Le président libanais pour la légalisation du mariage civil
« Nous devons travailler sur une loi encadrant le mariage civil. C’est un pas important pour éradiquer le confessionnalisme et consolider l’unité nationale », a écrit le chef d’État sur sa page Facebook.
M. Sleimane avait également posté la photo d’une fillette portant une pancarte sur laquelle on pouvait lire « Le mariage civil, pas la guerre civile », une allusion au conflit qui a déchiré, de 1975 à 1990, le Liban, toujours en proie à de forts clivages confessionnels. Quatre heures après sa publication, plus de 1700 personnes avaient « aimé » cette déclaration sur la page Facebook où de nombreux commentaires la saluaient.
Sur Twitter, le président libanais a demandé à ses abonnés de donner leur avis, et plusieurs vedettes l’ont fait. La chanteuse Elissa a ainsi appelé à ce « que le mariage civil encourage nos politiciens à ne pas se cacher derrière leur petit doigt et à enrichir la diversité de notre pays bien aimé ».

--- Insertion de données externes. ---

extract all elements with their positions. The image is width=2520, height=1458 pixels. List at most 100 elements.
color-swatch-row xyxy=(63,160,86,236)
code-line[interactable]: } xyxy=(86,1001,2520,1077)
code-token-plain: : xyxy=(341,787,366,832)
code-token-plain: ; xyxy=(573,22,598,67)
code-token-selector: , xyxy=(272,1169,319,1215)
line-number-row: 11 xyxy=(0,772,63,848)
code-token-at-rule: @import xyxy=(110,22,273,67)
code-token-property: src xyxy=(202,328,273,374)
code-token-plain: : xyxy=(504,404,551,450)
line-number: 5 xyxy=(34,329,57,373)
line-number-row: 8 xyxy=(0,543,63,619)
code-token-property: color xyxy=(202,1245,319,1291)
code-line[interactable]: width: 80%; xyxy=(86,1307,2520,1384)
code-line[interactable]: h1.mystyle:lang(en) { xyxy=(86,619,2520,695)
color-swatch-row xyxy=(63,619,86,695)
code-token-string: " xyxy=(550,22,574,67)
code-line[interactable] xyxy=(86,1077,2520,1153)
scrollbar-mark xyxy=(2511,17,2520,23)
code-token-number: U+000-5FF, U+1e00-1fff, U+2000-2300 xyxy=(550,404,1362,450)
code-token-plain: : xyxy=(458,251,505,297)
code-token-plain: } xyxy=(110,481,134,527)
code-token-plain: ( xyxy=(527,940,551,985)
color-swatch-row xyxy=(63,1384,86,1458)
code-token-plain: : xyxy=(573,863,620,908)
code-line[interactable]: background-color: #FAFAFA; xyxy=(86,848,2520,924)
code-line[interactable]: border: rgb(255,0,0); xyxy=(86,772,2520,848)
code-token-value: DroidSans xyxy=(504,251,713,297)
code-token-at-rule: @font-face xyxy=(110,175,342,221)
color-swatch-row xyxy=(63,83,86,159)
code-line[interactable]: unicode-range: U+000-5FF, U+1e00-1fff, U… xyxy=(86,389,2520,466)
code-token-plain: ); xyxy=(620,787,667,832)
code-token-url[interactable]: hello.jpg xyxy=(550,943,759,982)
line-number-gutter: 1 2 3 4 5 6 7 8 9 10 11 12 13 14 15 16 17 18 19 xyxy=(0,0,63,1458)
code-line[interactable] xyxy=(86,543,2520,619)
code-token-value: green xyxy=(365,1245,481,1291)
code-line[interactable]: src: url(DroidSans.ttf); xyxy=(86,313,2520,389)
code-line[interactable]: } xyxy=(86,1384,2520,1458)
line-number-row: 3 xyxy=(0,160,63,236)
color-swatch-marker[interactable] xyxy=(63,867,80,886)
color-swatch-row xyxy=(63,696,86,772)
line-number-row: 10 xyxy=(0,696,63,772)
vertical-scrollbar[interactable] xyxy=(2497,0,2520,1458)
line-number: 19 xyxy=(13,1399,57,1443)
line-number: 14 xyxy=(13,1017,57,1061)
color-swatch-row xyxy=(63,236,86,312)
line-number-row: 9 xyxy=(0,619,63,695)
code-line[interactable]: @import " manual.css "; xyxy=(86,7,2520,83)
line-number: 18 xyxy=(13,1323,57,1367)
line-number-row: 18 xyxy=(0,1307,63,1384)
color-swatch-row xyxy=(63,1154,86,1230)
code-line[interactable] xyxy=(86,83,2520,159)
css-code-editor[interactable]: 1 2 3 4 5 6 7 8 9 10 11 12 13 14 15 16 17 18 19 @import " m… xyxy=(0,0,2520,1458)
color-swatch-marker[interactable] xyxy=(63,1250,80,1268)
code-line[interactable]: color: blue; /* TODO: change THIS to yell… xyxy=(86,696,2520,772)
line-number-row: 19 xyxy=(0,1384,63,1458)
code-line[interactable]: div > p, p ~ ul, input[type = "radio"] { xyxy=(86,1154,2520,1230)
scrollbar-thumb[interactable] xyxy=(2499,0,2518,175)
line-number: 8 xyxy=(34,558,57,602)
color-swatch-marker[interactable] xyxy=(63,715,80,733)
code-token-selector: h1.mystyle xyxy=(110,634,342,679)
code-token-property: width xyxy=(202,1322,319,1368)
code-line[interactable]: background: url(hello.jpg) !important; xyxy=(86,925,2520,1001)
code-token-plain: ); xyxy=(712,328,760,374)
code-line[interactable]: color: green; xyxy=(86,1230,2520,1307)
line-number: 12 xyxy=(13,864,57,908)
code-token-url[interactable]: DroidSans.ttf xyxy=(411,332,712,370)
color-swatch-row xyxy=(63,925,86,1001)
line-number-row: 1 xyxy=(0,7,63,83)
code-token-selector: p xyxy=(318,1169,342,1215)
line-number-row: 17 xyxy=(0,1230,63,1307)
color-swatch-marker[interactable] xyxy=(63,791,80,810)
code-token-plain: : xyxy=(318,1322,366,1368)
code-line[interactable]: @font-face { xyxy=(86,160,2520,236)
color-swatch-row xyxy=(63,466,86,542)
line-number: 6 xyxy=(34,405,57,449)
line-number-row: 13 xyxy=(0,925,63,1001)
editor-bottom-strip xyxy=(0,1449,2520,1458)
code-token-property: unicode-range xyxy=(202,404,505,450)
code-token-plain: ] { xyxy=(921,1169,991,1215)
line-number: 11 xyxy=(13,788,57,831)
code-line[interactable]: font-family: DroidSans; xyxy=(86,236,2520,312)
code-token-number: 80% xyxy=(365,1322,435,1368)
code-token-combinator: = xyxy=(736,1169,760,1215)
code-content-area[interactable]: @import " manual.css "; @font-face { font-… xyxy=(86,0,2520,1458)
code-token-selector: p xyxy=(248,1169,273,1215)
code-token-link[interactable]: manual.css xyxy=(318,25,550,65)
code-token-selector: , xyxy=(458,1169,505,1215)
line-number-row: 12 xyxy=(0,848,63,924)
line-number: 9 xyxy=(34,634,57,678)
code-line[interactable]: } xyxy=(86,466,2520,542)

L’ancien président Elias Hraoui avait proposé en 1998 une loi similaire, qui avait été acceptée par le gouvernement mais ensuite retirée à la suite d’une levée de boucliers des autorités religieuses.
Au Liban, pays considéré comme relativement libéral dans une région plutôt conservatrice, la religion occupe une place de premier plan. Dans ce pays qui réunit dix-huit communautés religieuses, l’État est régi par un système complexe de partage du pouvoir entre les différentes confessions.
En 2011, le ministre de l’Intérieur a autorisé ceux qui le souhaitent à ne pas préciser leur religion sur les documents officiels, mais ceux qui veulent un mariage civil doivent le faire à l’étranger, souvent dans l’île voisine de Chypre.